Showdown in Egypt
"...Amidst the most serious crisis facing Egypt since the fall of Mubarak, whom President Obama strongly pressured to step down in the face of the street protests that Obama audibly supported, Obama has been conspicuous by his virtual silence on the current revolt. Shades, perhaps, of Obama’s turning his back on the dissidents in Iran in 2009 who were in the streets protesting the fraudulent “re-election” of Iranian President Mahmoud Ahmadinejad.
With good reason, the anti-Morsi demonstrators believe that the Obama administration is standing by the Muslim Brotherhood-led government against the wishes of the people. “America and the Brotherhood have united to bring down the Egyptian people,” said Hassan Shahin, a member of the Tamarod, or “rebel,” movement.
For example, U.S. Ambassador to Egypt Anne Patterson angered many Egyptians planning to take part in the protests when she said last week at a seminar organized by a Cairo research center:
Some say that street action will produce better results than elections. To be honest, my government and I are deeply skeptical. Egypt needs stability to get its economic house in order, and more violence on the streets will do little more than add new names to the lists of martyrs.
Patterson also reportedly asked that Copt Christians not participate in any street demonstrations against the Morsi regime, even though this religious minority has suffered more persecution while Morsi has been in power than they did during Mubarak’s rule.
George Ishaq, a prominent Egyptian Christian, expressed the anger that many of his fellow Christians must have felt against Ms. Patterson. He said on the talk show “The Issue” on Al Hayat, a popular satellite channel, that Ambassador Patterson was “an evil lady who is creating divisions. How is this any of her business? If I saw her walking down the street I would tell her, ‘shut up and mind your own business.’”
Christians are not the only minority group being persecuted in Morsi’s Islamist Egypt. Sunni Salafist fanatics attacked members of Egypt’s tiny Shiite minority late last month. Morsi did condemn the mob attacks, which led to the deaths of four Shiites. However, only a week earlier he had sat on stage with Salafist clerics and did not object to their hate-filled speeches against Shiites.
The Obama administration apparently believes that the elections alone, which brought Morsi and his Muslim Brotherhood comrades to power, are sufficient to insulate them against the will of the people until the next election. While in a truly functioning democracy that would normally be true, Egypt is being run by a government that has used the elections as cover to seize all levers of power and trample on the rights of religious minorities and women.

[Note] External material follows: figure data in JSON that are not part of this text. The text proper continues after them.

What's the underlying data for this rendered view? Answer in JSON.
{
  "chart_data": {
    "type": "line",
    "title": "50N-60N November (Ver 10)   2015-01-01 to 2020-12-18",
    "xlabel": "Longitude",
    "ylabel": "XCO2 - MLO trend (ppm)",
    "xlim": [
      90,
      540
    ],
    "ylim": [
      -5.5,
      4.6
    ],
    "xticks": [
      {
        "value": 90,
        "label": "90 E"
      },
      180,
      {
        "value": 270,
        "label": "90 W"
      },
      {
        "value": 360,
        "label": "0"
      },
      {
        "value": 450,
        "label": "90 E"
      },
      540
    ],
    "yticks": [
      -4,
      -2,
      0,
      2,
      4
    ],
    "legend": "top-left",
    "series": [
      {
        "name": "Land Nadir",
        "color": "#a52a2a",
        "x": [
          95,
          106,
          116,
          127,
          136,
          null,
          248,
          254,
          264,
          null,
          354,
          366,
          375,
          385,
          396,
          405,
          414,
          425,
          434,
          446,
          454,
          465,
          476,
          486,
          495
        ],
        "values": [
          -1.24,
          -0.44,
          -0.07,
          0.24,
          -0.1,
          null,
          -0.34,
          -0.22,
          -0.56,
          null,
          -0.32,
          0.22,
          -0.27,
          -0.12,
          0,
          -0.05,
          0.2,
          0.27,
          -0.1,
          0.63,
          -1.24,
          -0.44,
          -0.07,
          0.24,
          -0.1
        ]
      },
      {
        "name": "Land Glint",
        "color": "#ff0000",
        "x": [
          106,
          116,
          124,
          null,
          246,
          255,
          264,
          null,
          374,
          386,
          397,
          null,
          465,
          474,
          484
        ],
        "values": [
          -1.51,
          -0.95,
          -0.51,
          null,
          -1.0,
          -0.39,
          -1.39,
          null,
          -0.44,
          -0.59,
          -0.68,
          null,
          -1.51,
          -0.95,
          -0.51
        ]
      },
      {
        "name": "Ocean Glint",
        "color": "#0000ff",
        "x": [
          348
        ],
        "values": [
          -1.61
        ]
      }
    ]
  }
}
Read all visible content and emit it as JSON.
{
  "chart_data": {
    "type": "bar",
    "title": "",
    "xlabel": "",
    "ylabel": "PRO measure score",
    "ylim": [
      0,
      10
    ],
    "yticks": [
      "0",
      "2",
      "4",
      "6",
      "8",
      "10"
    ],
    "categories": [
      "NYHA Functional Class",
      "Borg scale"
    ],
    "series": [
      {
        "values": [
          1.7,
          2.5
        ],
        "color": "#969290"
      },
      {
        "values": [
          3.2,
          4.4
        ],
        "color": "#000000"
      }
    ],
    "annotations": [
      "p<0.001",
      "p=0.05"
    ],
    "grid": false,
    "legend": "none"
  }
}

Despite its paying lip service to protection of such rights, the Obama administration has placed no conditions to speak of on the aid it has given to the Morsi regime. Secretary of State John Kerry just released $1.3 billion in military aid to Egypt, for example. Despite criticizing the Islamist government from time to time for suppressing free expression and not adhering to other fundamental precepts of a genuinely pluralistic democracy, the Obama administration decided to waive any human rights conditions on its $1.3 billion of aid to Egypt. After all, the Morsi regime has been helping to smooth over some conflicts in the Middle East, the Obama administration reasoned, and building viable democratic institutions takes time.